Just over a month after it started to push the first phase of "Enhanced Autopilot" to the first 1,000 vehicles, and a few weeks after releasing it to the whole world, Tesla is now on the track of starting to push towards a new update on improving on its new Autopilot.

Tesla's New Update On Autopilot

Owners of Tesla vehicles that are equipped with the second generation Autopilot hardware have started receiving the update v8.0.17.5.28 over the weekend. According to Electrek, the new update will be lifting the speed restriction on the Autosteer feature from 45 mph to 50 mph.

Release Notes

Tesla wrote in the release notes:

Generally, you must be traveling at least 18 mph in order to engage Autosteer. When a vehicle is detected in front of you, you can then engage Autosteer if you are traveling at least 5 mph, or if you are already using cruise control.

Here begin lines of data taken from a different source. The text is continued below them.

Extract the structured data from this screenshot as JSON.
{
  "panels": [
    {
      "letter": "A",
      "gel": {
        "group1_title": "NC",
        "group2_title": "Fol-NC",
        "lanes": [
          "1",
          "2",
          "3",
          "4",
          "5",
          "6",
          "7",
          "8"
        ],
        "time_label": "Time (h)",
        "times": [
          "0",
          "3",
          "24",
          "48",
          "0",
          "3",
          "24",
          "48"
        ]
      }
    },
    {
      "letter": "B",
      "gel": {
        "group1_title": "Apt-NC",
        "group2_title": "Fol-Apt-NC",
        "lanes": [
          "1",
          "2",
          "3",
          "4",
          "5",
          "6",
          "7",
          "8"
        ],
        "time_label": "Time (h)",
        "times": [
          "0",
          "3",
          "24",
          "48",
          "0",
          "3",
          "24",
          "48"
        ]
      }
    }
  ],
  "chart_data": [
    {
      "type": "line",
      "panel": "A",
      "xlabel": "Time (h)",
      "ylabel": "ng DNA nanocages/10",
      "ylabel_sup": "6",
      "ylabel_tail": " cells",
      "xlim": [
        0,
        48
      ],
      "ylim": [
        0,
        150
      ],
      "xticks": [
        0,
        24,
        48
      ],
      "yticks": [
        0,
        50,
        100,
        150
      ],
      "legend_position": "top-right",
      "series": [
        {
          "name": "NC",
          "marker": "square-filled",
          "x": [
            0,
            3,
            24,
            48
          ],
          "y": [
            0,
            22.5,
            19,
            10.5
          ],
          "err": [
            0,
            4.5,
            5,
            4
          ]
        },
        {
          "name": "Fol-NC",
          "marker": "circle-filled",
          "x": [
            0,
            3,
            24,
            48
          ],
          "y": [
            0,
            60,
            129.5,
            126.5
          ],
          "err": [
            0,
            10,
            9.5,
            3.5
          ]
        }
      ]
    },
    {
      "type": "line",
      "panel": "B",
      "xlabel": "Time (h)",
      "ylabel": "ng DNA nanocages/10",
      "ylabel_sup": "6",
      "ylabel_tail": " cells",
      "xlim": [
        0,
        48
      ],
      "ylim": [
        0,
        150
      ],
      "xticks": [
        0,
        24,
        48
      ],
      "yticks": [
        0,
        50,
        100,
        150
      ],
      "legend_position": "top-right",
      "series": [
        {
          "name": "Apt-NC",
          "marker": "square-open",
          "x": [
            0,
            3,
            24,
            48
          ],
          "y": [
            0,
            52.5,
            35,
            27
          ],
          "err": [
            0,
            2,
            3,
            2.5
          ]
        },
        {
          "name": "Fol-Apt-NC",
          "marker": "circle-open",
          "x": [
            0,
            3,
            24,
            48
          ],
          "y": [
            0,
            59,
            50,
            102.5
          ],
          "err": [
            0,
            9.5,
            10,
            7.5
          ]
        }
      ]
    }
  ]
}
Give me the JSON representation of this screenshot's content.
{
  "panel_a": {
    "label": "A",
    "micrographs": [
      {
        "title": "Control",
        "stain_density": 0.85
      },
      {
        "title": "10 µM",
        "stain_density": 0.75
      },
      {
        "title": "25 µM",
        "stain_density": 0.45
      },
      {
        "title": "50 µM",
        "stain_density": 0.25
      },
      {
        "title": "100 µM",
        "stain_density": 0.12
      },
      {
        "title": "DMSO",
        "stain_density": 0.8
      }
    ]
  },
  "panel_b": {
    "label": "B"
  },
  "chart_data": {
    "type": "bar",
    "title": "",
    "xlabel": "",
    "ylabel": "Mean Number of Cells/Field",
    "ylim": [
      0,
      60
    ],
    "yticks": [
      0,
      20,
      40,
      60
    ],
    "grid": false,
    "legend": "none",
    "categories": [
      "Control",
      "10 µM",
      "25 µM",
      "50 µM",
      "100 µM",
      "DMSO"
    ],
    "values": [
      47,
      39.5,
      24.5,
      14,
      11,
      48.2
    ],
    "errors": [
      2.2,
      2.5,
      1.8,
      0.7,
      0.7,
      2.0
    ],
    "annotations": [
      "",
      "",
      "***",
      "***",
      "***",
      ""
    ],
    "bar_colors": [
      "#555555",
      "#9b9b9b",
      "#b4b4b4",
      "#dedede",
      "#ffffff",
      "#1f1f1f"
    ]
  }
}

In this release, Autosteer is available only below 50 mph. Once you've exceeded this speed, Autosteer will not be available.

General Remarks

Tesla's autopilot is still significantly below the first generation Autopilot's top speed when traveling on divided highways, but the company is still improving on the system as it gathers more data from the fleet with the new Autopilot hardware.

According to TheLosAngelesTimes, the release also includes 'side collision warning,' which is a useful safety feature, especially when you are changing lane on a highway. The same feature on the first generation Autopilot was also credited with helping avoid some potentially serious road accidents.

Tesla Is Still In The Works

Tesla is still working on incorporating its existing Autopilot features on its new hardware that was just introduced last October 2016. The next few updates will still be focused on bringing those features to parity with first generation Autopilot as more data is being collected from the fleet and from there.